I loved that I no longer needed to comb my hair in the morning, and that I could get away with not setting foot in a salon for several weeks.

It has been a fantastic four years with dreadlocks and these are some of the life gems that came unannounced with the dreadlocks:

1. I will always be “Sista Dread” or “Mnati” or “Ras” or whatever variation of Ras Tafari to touts and hawkers and I have made my peace with it. It beats “Mrembo” or “Madam” or “Mathe” hands down.

I wish, though, that these terms of “endearment” did not so often come accompanied with requests to touch my hair or offers of weed (I am serious) or the assumption that I only listen to reggae.

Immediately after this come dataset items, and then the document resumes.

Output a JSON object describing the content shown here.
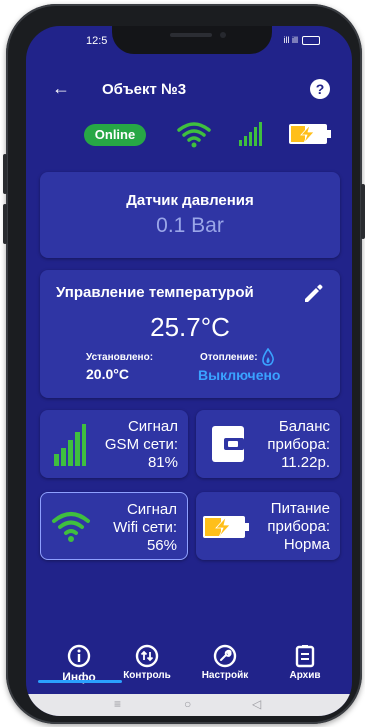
{
  "status_bar": {
    "time": "12:5",
    "signal_text": "ill ill",
    "battery_text": ""
  },
  "header": {
    "back_icon": "←",
    "title": "Объект №3",
    "help_icon": "?"
  },
  "status_row": {
    "online_label": "Online"
  },
  "pressure_card": {
    "title": "Датчик давления",
    "value": "0.1 Bar"
  },
  "temperature_card": {
    "title": "Управление температурой",
    "current": "25.7°C",
    "set_label": "Установлено:",
    "set_value": "20.0°C",
    "heating_label": "Отопление:",
    "heating_status": "Выключено"
  },
  "tiles": {
    "gsm": {
      "line1": "Сигнал",
      "line2": "GSM сети:",
      "line3": "81%",
      "level": 0.81
    },
    "balance": {
      "line1": "Баланс",
      "line2": "прибора:",
      "line3": "11.22р."
    },
    "wifi": {
      "line1": "Сигнал",
      "line2": "Wifi сети:",
      "line3": "56%",
      "level": 0.56
    },
    "power": {
      "line1": "Питание",
      "line2": "прибора:",
      "line3": "Норма"
    }
  },
  "nav": {
    "info": "Инфо",
    "control": "Контроль",
    "settings": "Настройк",
    "archive": "Архив"
  },
  "system_nav": {
    "menu": "≡",
    "home": "○",
    "back": "◁"
  },
  "colors": {
    "background": "#21238a",
    "card": "#2f35a4",
    "online": "#27a745",
    "accent_green": "#3fbf3f",
    "battery_yellow": "#ffbf1a",
    "heating_blue": "#3aa2ff"
  }
}
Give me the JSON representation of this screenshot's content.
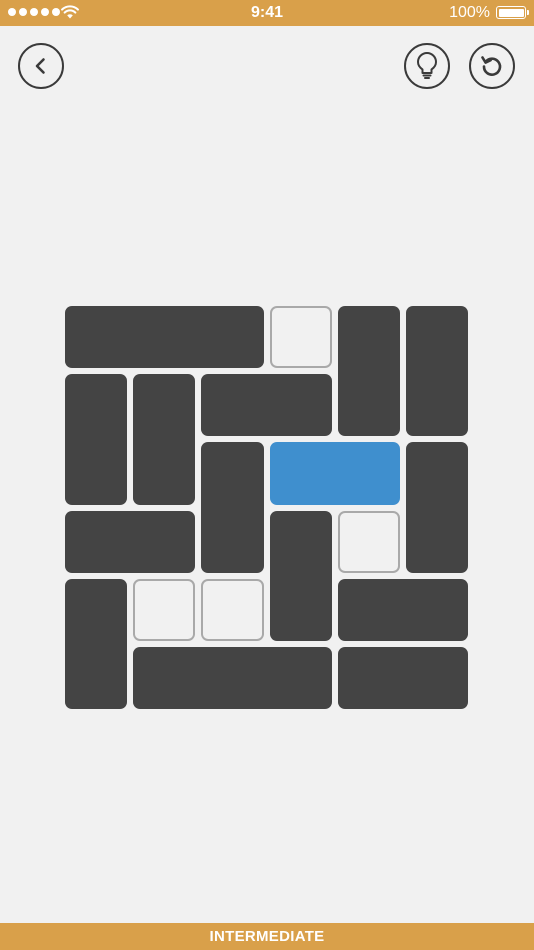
{
  "theme": {
    "accent": "#d9a04a",
    "background": "#f1f1f1",
    "block_dark": "#444444",
    "block_target": "#3f8fce",
    "empty_border": "#a9a9a9",
    "icon_stroke": "#3a3a3a"
  },
  "status_bar": {
    "time": "9:41",
    "battery_text": "100%",
    "signal_icon": "signal-dots-icon",
    "wifi_icon": "wifi-icon",
    "battery_icon": "battery-icon"
  },
  "header": {
    "back_icon": "chevron-left-icon",
    "hint_icon": "lightbulb-icon",
    "restart_icon": "restart-icon"
  },
  "board": {
    "columns": 6,
    "rows": 6,
    "pieces": [
      {
        "col": 0,
        "row": 0,
        "w": 3,
        "h": 1,
        "kind": "wall"
      },
      {
        "col": 3,
        "row": 0,
        "w": 1,
        "h": 1,
        "kind": "empty"
      },
      {
        "col": 4,
        "row": 0,
        "w": 1,
        "h": 2,
        "kind": "wall"
      },
      {
        "col": 5,
        "row": 0,
        "w": 1,
        "h": 2,
        "kind": "wall"
      },
      {
        "col": 0,
        "row": 1,
        "w": 1,
        "h": 2,
        "kind": "wall"
      },
      {
        "col": 1,
        "row": 1,
        "w": 1,
        "h": 2,
        "kind": "wall"
      },
      {
        "col": 2,
        "row": 1,
        "w": 2,
        "h": 1,
        "kind": "wall"
      },
      {
        "col": 2,
        "row": 2,
        "w": 1,
        "h": 2,
        "kind": "wall"
      },
      {
        "col": 3,
        "row": 2,
        "w": 2,
        "h": 1,
        "kind": "target"
      },
      {
        "col": 5,
        "row": 2,
        "w": 1,
        "h": 2,
        "kind": "wall"
      },
      {
        "col": 0,
        "row": 3,
        "w": 2,
        "h": 1,
        "kind": "wall"
      },
      {
        "col": 3,
        "row": 3,
        "w": 1,
        "h": 2,
        "kind": "wall"
      },
      {
        "col": 4,
        "row": 3,
        "w": 1,
        "h": 1,
        "kind": "empty"
      },
      {
        "col": 0,
        "row": 4,
        "w": 1,
        "h": 2,
        "kind": "wall"
      },
      {
        "col": 1,
        "row": 4,
        "w": 1,
        "h": 1,
        "kind": "empty"
      },
      {
        "col": 2,
        "row": 4,
        "w": 1,
        "h": 1,
        "kind": "empty"
      },
      {
        "col": 4,
        "row": 4,
        "w": 2,
        "h": 1,
        "kind": "wall"
      },
      {
        "col": 1,
        "row": 5,
        "w": 3,
        "h": 1,
        "kind": "wall"
      },
      {
        "col": 4,
        "row": 5,
        "w": 2,
        "h": 1,
        "kind": "wall"
      }
    ]
  },
  "footer": {
    "level_label": "INTERMEDIATE"
  }
}
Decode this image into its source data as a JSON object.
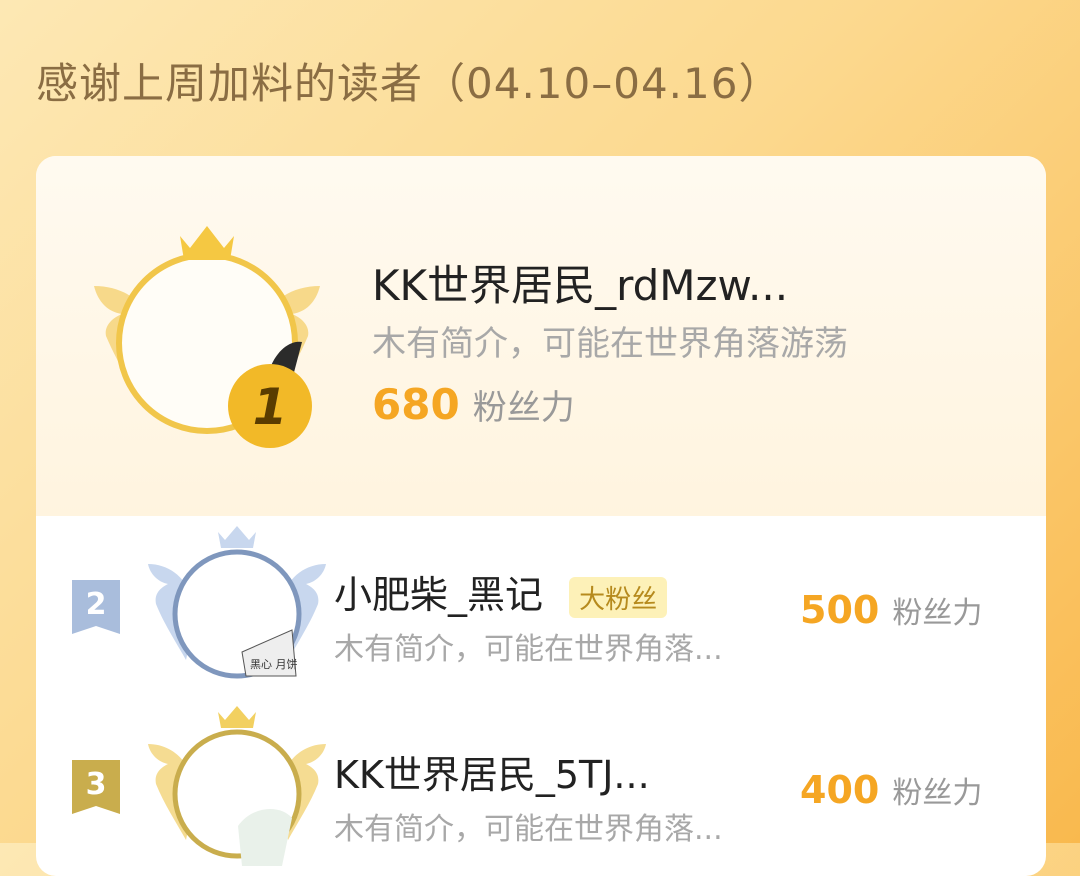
{
  "page": {
    "title": "感谢上周加料的读者（04.10–04.16）"
  },
  "first": {
    "rank": "1",
    "name": "KK世界居民_rdMzw...",
    "bio": "木有简介，可能在世界角落游荡",
    "score": "680",
    "unit": "粉丝力"
  },
  "rows": [
    {
      "rank": "2",
      "name": "小肥柴_黑记",
      "badge": "大粉丝",
      "bio": "木有简介，可能在世界角落...",
      "score": "500",
      "unit": "粉丝力",
      "avatar_caption": "黑心 月饼"
    },
    {
      "rank": "3",
      "name": "KK世界居民_5TJ...",
      "bio": "木有简介，可能在世界角落...",
      "score": "400",
      "unit": "粉丝力"
    }
  ],
  "colors": {
    "accent": "#f5a623",
    "gold_frame": "#f1c64a",
    "silver_frame": "#7f97bd",
    "bronze_frame": "#c9ad4d",
    "badge_bg": "#fdf1b8"
  },
  "icons": {
    "crown": "crown-icon",
    "wings": "wings-icon",
    "rank_flag": "rank-flag-icon"
  }
}
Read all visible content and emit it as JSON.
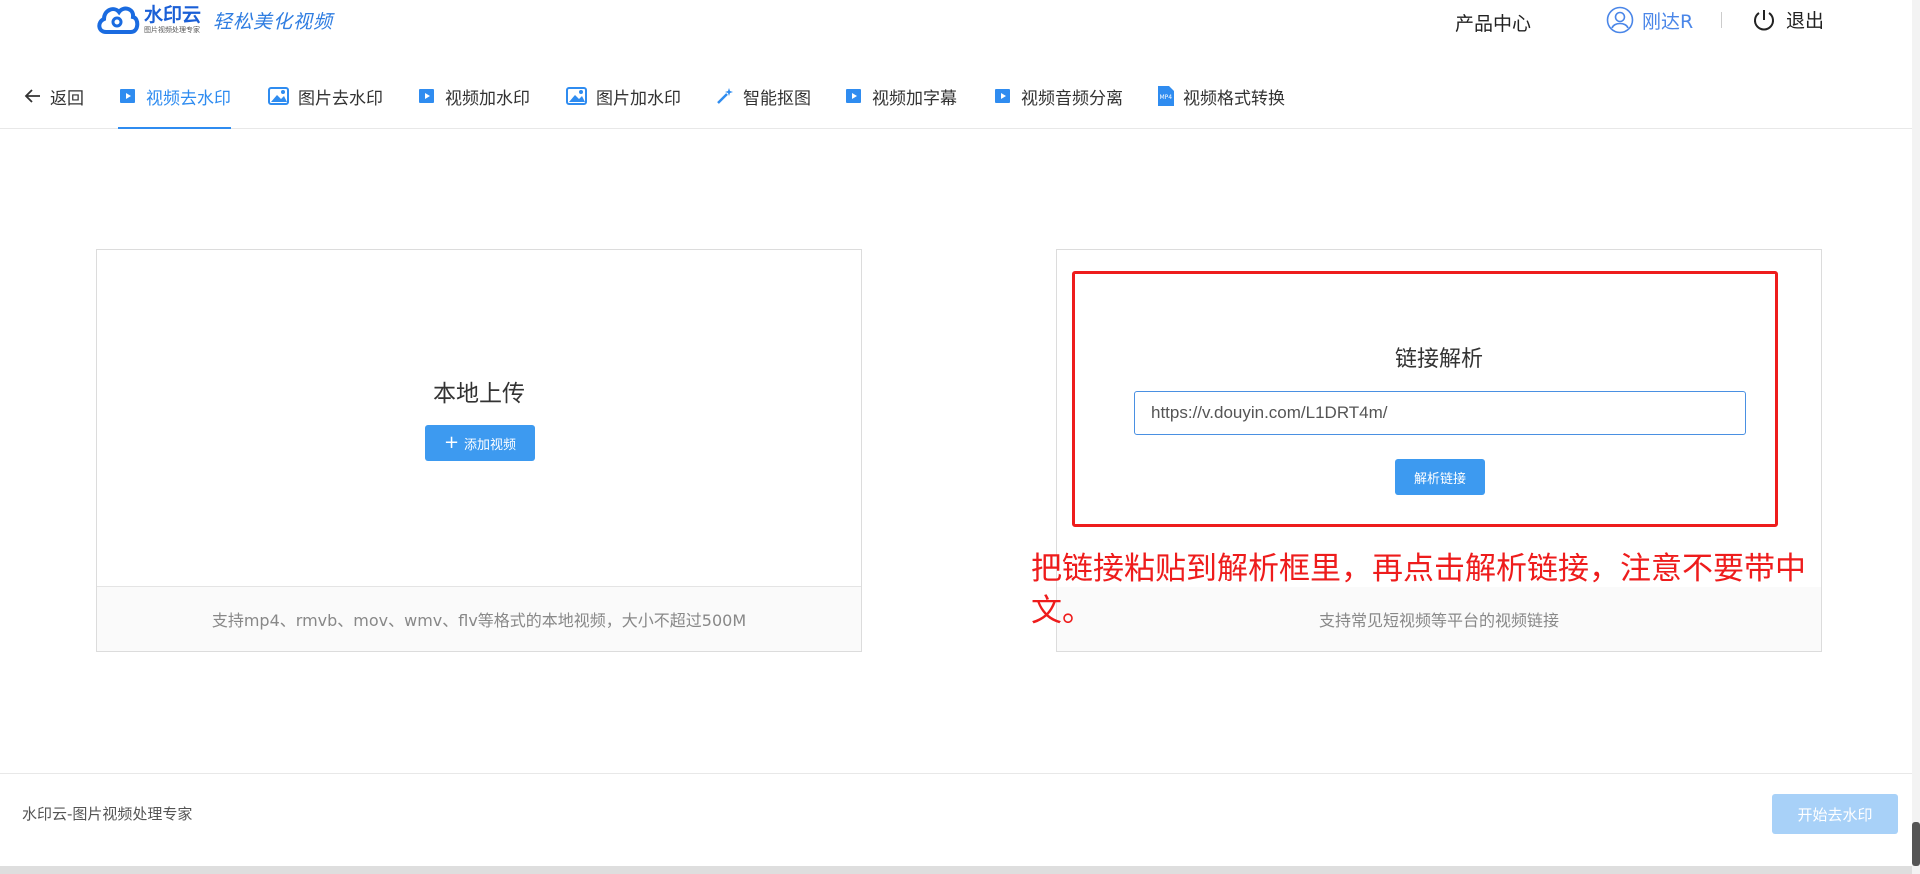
{
  "header": {
    "logo_name": "水印云",
    "logo_sub": "图片视频处理专家",
    "slogan": "轻松美化视频",
    "product_center": "产品中心",
    "username": "刚达R",
    "logout": "退出"
  },
  "nav": {
    "back": "返回",
    "tabs": [
      {
        "label": "视频去水印",
        "icon": "video-icon",
        "active": true
      },
      {
        "label": "图片去水印",
        "icon": "image-icon"
      },
      {
        "label": "视频加水印",
        "icon": "video-icon"
      },
      {
        "label": "图片加水印",
        "icon": "image-icon"
      },
      {
        "label": "智能抠图",
        "icon": "magic-wand-icon"
      },
      {
        "label": "视频加字幕",
        "icon": "video-icon"
      },
      {
        "label": "视频音频分离",
        "icon": "video-icon"
      },
      {
        "label": "视频格式转换",
        "icon": "mp4-file-icon"
      }
    ]
  },
  "local_upload": {
    "title": "本地上传",
    "button": "添加视频",
    "hint": "支持mp4、rmvb、mov、wmv、flv等格式的本地视频，大小不超过500M"
  },
  "link_parse": {
    "title": "链接解析",
    "input_value": "https://v.douyin.com/L1DRT4m/",
    "button": "解析链接",
    "hint": "支持常见短视频等平台的视频链接"
  },
  "annotation": "把链接粘贴到解析框里，再点击解析链接，注意不要带中文。",
  "footer": {
    "text": "水印云-图片视频处理专家",
    "start_button": "开始去水印"
  },
  "colors": {
    "accent": "#2f8cf0",
    "button": "#3d9af0",
    "disabled_button": "#a8d1f8",
    "annotation_red": "#ee1c1c"
  }
}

2. I have, on three occasions, had complete strangers walk up to me and ask to do my hair. Incidentally, they were all men.

One handed me his card, which gave his details as a “dread lock specialist” at a salon in the city, one tried to give me his number (I refused to write it down and told him I did not have to because I have an eidetic memory), the third insulted me after I told him to get lost. Listen, this is a very rude way to try to get new business.

3. Random strangers ask to touch my hair. I always refuse. I think it is creepy, and incredibly unhygienic. I don’t know where your hands have been, you don’t know where my hair has been. Ew.

4. My favourite thing about my hair is that it is low maintenance, and cheap. All I need is one visit per month, which costs me, depending on the salon, between 600 and 1000 shillings. Before, I would spend up to Sh3000 a month on hair.

5. My favourite hair dressers are men. I have a particularly sensitive scalp (remember that I only stopped crying at the salon when I was very old) so I appreciate gentleness and patience. My current hair dresser is both those things and thorough to boot. I would follow him to the very fiery bowels of hell if he asked. I am his slave.

6. Dreadlocks always look better or “more authentic” when they are a little ragged. Yay for bad hair days.

7. No, I am not an activist. No, I have never demonstrated against anything in my entire life. Please stop asking. Thanks.

8. Am I artsy because I sport dreadlocks? Yes, I am artsy. I write, don’t I? And I find great joy in messiness.

9. Dreadlock fetishists exist. I will not explain this here.